Sunday, 15 March 2009

More government madness

Plans for a minimum price for alcohol

The government's top medical adviser has drawn up plans for a minimum price for alcohol which would double the cost of some drinks in England. Under the proposal from Sir Liam Donaldson, it has been reported that no drinks could be sold for less than 50 pence per unit of alcohol they contain. It would mean most bottles of wine could not be sold for less than £4.50.

BBC News 15/03

Of course, as was discussed this morning on the broadcast media, this won't have an enormous impact on those with a steady income and a controlled alcohol habit. The groups which will be hardest hit are those people who are addicted to booze and those with a low or no income. These groups tend to overlap.

Of course there are some major flaws in the logic here. If I travel for about an hour from here I can be in a Calais Hypermarket stocking up on as much booze as the car will carry. Increasing the differential between UK prices and those on the mainland of Europe is a great was of helping the ferry services and the French economy. As with other drugs those who have a real addiction will turn to illegal means to acquire the means with which to buy their drug of choice - is there any reason to believe that alcohol is any different in this regard?

One of the declared target groups are younger people who binge drink but many of these people have the highest disposable income;first job, living with parents, no mortgage, etc. One of the target groups not explicitly declared is made up of those homeless people who drink cheap cider - they are price-sensitive but without additional support to deal with a wide-range of problems, sometimes including mental health issues, simply hiking the price of White Lightening isn't sorting anything out at all.

Another worrying strand is that this isn't a tax. The government are considering instructing private companies on their charging policies but the government will not get any of the money raised by this policy should it be introduced. This really is the nanny state gone mad.
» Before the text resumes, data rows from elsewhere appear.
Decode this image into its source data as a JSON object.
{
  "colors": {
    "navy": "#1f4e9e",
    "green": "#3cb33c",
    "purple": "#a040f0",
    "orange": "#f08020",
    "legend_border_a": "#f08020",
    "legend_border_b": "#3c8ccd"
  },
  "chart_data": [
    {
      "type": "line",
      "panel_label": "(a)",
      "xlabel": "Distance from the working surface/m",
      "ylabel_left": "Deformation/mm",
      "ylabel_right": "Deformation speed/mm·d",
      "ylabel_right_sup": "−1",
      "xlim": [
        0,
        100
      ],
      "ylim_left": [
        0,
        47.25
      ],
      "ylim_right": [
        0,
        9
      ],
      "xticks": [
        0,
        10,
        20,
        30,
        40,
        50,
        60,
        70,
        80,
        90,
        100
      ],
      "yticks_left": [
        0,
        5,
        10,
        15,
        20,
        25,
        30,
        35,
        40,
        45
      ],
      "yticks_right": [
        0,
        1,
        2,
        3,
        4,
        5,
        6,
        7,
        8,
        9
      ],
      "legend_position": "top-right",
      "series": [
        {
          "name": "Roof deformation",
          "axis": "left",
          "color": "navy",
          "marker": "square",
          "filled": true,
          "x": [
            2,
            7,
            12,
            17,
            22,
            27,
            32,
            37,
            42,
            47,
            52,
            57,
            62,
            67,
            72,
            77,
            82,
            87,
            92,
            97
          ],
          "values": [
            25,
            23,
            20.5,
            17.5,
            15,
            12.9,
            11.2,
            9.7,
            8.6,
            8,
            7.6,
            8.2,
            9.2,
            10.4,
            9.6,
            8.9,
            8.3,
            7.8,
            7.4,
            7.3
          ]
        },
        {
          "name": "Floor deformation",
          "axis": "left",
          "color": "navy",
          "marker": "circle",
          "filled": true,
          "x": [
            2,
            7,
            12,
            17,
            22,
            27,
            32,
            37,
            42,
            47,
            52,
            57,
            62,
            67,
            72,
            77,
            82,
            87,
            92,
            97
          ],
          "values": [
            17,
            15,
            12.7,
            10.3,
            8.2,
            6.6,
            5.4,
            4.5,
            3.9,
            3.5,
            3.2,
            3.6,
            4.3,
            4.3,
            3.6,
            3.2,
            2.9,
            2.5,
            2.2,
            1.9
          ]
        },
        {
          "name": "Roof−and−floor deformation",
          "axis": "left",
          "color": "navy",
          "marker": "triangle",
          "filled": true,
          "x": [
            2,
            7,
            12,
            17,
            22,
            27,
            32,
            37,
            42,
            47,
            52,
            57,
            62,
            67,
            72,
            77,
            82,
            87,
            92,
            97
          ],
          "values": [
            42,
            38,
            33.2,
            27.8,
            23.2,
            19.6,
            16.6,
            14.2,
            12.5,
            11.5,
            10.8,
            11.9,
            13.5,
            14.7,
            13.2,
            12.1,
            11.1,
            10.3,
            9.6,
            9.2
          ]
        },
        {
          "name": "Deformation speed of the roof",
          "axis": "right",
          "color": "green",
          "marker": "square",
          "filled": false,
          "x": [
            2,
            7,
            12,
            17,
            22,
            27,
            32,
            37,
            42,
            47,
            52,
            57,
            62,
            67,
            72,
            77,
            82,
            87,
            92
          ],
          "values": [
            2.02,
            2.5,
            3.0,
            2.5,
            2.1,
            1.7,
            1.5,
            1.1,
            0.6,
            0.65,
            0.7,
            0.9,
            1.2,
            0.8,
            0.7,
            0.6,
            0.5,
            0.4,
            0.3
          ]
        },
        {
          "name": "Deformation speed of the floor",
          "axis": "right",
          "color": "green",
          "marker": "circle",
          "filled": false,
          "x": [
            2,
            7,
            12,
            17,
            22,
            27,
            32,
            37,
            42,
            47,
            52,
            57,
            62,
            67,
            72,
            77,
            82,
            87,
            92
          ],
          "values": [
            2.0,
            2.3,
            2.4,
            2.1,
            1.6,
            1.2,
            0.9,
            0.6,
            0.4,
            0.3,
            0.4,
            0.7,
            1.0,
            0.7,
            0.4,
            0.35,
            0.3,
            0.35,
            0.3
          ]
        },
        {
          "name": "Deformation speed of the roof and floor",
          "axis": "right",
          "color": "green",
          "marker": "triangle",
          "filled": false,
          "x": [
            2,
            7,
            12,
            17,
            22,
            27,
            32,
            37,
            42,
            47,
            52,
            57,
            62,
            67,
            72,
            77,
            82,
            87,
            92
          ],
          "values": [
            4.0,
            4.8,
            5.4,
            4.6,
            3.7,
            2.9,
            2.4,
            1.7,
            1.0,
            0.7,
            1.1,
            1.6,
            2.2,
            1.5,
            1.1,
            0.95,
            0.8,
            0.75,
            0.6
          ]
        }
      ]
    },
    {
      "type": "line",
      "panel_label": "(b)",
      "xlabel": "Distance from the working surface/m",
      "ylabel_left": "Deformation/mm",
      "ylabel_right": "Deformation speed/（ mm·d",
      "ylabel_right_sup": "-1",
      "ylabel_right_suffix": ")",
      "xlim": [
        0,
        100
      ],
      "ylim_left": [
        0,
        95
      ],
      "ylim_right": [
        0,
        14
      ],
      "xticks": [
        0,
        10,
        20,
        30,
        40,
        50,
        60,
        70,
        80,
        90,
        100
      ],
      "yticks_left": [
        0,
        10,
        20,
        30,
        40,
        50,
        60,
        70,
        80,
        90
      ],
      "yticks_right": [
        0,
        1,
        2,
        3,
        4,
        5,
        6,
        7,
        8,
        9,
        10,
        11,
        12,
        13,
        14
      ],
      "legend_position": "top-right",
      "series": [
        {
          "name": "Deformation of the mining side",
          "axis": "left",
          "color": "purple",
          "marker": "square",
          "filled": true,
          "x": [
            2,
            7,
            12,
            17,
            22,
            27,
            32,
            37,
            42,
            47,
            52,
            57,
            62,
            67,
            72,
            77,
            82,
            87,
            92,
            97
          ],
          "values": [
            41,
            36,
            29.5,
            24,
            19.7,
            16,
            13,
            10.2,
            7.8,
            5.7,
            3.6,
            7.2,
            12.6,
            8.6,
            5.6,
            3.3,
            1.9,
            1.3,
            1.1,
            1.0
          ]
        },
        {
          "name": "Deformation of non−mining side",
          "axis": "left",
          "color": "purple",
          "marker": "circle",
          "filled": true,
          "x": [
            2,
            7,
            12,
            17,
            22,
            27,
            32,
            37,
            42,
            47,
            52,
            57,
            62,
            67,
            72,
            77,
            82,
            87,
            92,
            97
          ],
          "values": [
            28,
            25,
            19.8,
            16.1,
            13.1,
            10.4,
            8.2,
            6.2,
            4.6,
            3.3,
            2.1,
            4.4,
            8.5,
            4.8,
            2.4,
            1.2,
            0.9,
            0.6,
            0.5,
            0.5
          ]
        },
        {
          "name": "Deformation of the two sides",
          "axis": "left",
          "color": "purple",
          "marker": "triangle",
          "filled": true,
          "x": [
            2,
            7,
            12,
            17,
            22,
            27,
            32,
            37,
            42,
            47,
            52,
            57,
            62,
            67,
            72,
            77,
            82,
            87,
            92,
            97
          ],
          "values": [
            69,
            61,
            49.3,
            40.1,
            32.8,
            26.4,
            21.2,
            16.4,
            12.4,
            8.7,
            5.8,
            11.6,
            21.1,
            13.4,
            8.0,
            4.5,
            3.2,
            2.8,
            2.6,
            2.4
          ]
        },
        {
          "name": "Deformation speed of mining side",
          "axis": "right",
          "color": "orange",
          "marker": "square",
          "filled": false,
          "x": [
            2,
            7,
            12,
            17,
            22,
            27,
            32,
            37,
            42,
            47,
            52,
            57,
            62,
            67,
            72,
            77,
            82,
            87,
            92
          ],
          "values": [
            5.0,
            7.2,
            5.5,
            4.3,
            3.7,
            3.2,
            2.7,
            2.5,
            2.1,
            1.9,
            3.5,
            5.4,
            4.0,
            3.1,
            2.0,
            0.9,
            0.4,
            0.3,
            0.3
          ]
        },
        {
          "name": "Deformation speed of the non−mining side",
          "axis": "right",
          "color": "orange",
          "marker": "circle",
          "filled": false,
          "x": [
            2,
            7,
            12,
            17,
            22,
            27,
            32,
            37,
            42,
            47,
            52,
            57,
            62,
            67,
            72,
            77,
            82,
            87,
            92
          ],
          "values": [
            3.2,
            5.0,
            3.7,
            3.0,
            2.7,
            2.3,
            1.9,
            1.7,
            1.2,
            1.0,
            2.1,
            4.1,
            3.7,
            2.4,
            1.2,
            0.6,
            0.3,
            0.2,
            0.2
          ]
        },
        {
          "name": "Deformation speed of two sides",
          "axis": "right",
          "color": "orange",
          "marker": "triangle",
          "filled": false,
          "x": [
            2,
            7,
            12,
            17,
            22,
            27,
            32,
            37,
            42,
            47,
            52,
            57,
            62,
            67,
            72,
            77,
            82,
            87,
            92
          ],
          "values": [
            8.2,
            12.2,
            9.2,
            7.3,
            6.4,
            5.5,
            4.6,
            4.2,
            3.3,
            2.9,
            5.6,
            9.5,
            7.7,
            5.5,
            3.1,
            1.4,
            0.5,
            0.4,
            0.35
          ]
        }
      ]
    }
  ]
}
Nobody doubts that alcohol is a dangerous drug and the damage caused by misusing it can be devastating but this isn't the correct way of dealing with the issues. No personal agenda here - I earn a reasonable whack and if I want a drink I might grumble about the price but I can afford the money. If I decided to binge drink I could still afford it (In fact since I stopped smoking I have a good deal more disposable income). I suppose this also points to the stupidity of this plan - it'll just be the middle-class who can afford to go on getting wrecked but they will keep on drinking regardless of what Liam thinks happens behind the net curtains.